3/27/09 Open shop

The shop was busy Tuesday night. Shortly into the evening Maelgwyn decided to drill out some of the rivets in his gauntlet since it didn't articulate quite how he wanted to at Gulf War. The drill bit wasn't particularly sharp, but it did manage to break off and gouge itself into his index finger. He's a tough bugger, so after he got patched up he went right back to working on his gauntlets even though he bled right through a band-aid.

Sir Ysfael and I assembled his legs, and here he's trying one of them on:

We didn't mark them well enough before they were fired (they're 4130) and I suspect we transposed two lames. We got them to work pretty well anyway.

It's probably not everybody's best side, but this is honestly what I shoot to get at every armouring session- everyone hard at work. Left to right we have Maelgwyn sanding a rivet out of his gauntlet (it's safer than drilling kids!) Centurion Eleanor rolling the edges on a spring steel Churburg #13 for her husband, Artorius (Maelgwyn's son) working with Ysfael on his helmet) and Robert planishing an elbow cop.

Ysfael helps Artorius flare out the bottom of his helm:

In the foreground you can see the offset Y stake that Hal made for me recently to do greave work on.
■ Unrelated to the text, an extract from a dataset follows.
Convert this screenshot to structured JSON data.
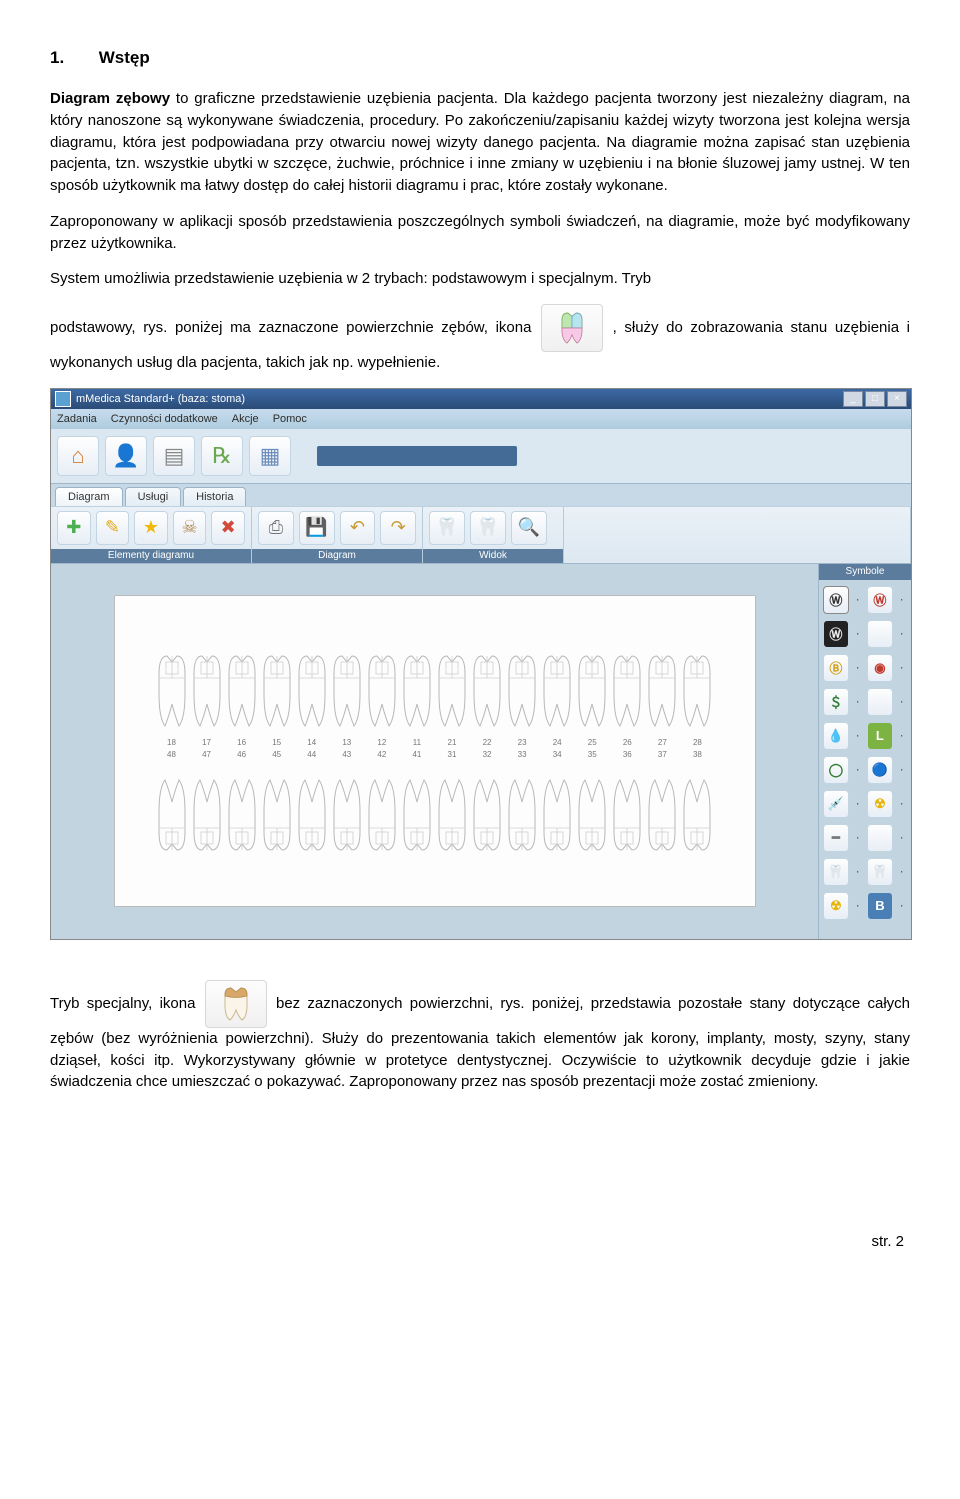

I finally got some new tap handles done for the beer fridge. The outer two are walnut, and the center one is redwood I found laying around our old back yard in California. It has some funny little boring beetle holes in it that add some interesting character. The handle on the right started its life as the body of a shawm I was playing with almost two years ago. I chopped it down and made a brass cap to cover the big hole down the middle. The nails were a roaring pain, and I ended up having to trim them all shorter to get them to stay strait. The handle on the left is just some walnut scrap I had laying around. I hit the edges with the router, and gave it an artsy slant. I tried to do some metal inlay in it, but discovered I have much to learn in that department.

Last weekend Zoe and I planted two Venus grapes vines:

They claim to yield nice seedless table grapes that also make good juice or wine. On the label they're blue like a Concord grape, so if we're lucky they'll taste like Welches grape juice. Stef and Zoe have been planting big gardens and I got a little jealous of all their fun.

I did some work tonight on some soup cans for a lady in Artemisia. I'd been pounding away at a couple of them for a while, even annealed one of them before I realized the pattern I'd made for them was just crap- it was entirely too tall for what I needed. After trimming one of them down it pounded together quite quickly. I still have some planishing and fine shaping to do before I flare the edges, but I think this could work out fine.